The liberal Wafd Party and the Freedom and Justice Party (FJP) have agreed that the principles of the Democratic Alliance document should constitute the basis for coordination between the two parties inside the new parliament.
The document was signed by 43 parties in September 2011, including the Salafi Nour Party. The Wafd withdrew from the Democratic Alliance before the parliamentary elections.
The Wafd and the FJP have agreed that the document will govern their work together, particularly with regards to formulating the constitution and allowing non-Muslims to be governed by their own creeds in religious and personal affairs.
MENA, the state news agency, cited Wafd Party sources as saying that party president Al-Sayed al-Badawy told the FJP's Mohamed Morsy on Thursday that any violation of the document's framework will prompt the Wafd parliamentary bloc's opposition.
The same sources added that Badawy and Morsy agreed on the necessity of a national consensus on the criteria for choosing the constituent assembly that will draft Egypt’s new constitution, in order to prevent one political group from monopolizing the constitution writing process.
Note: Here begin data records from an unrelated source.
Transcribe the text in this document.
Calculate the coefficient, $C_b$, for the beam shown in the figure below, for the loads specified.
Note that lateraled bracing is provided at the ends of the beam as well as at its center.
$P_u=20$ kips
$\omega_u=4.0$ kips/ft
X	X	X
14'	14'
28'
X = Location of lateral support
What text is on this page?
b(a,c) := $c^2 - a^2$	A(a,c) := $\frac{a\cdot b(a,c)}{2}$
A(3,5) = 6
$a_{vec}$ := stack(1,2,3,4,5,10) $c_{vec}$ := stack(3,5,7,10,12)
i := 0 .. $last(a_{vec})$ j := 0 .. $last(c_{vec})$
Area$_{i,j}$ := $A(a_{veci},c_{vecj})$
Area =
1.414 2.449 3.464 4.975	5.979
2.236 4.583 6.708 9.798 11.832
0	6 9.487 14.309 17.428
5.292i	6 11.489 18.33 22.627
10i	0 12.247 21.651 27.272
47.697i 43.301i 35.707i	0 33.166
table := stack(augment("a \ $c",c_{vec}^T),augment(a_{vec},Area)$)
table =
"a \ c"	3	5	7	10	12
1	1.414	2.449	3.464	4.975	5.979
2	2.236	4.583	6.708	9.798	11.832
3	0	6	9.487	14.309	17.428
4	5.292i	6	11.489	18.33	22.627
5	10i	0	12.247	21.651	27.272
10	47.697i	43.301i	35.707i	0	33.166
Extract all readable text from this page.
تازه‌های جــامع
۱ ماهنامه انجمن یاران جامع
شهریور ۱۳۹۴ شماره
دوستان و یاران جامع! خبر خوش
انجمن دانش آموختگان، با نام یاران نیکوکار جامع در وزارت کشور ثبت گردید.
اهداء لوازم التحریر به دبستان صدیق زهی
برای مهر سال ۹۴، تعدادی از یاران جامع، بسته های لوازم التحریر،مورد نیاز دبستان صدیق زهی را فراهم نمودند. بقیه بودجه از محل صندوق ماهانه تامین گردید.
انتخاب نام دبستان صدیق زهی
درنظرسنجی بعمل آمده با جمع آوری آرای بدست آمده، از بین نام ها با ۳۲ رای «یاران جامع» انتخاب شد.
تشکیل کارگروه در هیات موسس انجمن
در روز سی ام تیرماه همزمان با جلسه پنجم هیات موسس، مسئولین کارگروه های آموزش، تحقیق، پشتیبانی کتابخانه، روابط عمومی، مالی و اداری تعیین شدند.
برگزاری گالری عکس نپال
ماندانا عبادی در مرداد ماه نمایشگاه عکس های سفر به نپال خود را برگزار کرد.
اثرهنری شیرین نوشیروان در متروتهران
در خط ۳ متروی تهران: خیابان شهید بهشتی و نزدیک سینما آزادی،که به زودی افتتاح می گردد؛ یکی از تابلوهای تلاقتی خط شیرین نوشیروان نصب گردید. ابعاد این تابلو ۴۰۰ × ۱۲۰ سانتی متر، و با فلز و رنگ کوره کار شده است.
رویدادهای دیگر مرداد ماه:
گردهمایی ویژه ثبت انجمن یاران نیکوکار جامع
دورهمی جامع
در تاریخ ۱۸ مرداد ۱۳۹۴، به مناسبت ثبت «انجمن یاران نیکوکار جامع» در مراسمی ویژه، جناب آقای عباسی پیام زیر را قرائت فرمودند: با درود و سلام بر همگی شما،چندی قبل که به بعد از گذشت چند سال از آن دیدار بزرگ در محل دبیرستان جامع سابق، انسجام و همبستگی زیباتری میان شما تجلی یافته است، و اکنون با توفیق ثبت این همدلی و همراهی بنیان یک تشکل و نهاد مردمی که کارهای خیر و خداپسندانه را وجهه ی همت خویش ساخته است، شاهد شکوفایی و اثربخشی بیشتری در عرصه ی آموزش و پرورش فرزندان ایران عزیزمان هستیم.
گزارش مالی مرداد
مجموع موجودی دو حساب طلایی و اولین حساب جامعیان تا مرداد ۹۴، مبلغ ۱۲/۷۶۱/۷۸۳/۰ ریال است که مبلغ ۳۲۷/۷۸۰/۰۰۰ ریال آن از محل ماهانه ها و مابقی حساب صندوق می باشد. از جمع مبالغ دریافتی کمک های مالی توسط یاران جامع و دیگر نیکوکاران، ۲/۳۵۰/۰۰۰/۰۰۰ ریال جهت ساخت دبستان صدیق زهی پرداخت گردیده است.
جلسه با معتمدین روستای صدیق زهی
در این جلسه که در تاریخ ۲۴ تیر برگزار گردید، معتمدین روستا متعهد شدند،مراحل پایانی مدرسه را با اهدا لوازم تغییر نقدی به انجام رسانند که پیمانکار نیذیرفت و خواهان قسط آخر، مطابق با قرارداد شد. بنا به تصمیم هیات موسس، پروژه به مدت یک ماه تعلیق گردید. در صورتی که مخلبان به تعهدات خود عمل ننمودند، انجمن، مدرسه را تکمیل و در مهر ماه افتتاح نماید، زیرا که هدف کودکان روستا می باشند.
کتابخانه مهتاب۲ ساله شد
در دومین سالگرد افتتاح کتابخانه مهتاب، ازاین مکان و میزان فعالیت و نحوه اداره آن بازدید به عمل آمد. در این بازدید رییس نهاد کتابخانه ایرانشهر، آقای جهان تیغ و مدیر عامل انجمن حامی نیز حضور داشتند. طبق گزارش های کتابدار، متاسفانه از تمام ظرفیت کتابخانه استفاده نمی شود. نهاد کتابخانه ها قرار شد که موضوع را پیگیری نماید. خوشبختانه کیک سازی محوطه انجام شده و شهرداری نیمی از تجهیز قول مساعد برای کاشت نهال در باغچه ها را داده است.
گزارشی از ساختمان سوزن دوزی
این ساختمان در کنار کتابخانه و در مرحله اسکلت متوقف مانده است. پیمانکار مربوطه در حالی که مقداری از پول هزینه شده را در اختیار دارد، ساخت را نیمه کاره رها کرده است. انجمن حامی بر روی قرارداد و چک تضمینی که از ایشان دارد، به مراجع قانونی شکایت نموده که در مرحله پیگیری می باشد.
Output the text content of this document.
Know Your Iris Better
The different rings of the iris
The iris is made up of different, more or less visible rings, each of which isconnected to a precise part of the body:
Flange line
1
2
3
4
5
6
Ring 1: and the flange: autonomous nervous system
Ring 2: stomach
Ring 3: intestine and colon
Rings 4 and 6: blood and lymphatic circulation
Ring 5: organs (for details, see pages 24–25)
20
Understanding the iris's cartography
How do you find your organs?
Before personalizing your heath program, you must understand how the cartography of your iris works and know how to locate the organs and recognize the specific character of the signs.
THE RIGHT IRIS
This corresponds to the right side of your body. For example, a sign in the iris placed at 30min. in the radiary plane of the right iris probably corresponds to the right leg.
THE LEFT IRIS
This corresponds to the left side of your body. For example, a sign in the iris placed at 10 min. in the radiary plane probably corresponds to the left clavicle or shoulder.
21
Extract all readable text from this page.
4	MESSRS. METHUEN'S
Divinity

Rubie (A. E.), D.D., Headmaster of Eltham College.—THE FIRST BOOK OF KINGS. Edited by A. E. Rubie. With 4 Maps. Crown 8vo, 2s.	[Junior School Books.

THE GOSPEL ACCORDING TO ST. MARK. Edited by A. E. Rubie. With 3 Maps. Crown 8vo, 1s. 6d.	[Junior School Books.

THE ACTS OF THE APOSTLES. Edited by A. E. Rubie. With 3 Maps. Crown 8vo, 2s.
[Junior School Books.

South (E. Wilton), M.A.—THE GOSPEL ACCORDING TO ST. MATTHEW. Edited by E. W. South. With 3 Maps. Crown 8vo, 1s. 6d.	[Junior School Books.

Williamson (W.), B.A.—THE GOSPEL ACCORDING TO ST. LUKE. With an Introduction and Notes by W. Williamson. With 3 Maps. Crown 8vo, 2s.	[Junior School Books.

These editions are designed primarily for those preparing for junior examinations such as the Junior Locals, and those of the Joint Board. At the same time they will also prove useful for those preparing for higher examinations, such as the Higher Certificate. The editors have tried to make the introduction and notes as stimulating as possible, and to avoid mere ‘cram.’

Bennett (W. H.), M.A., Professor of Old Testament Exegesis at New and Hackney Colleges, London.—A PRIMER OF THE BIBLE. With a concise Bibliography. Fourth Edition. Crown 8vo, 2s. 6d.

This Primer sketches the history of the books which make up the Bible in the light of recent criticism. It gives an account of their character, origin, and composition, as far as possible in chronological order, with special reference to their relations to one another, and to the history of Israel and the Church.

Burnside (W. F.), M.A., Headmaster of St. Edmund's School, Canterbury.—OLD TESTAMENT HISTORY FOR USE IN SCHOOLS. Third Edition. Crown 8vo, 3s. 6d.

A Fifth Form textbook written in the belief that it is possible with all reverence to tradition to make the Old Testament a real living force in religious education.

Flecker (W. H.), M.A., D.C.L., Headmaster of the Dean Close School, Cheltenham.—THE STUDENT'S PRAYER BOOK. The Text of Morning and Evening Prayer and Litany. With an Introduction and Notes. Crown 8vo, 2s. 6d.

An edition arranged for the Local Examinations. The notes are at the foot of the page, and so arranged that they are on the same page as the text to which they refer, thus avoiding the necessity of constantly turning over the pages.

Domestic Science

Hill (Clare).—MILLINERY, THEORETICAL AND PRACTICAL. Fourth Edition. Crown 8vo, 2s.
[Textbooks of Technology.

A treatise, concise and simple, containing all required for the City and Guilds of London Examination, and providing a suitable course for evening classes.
Badawy and Morsy’s meeting on Thursday resulted in renewed political coordination between the FJP and the Wafd Party after Badawy ruled out any possibility of a parliamentary alliance with the Nour Party, the sources added.
Asked about the possibility of a parliamentary alliance between the FJP and the Wafd, the sources said that the Wafd Party’s leaders will examine this issue in a meeting this week. Any decision will have to be approved by the Wafd Party’s institutions, Badawy told Morsy.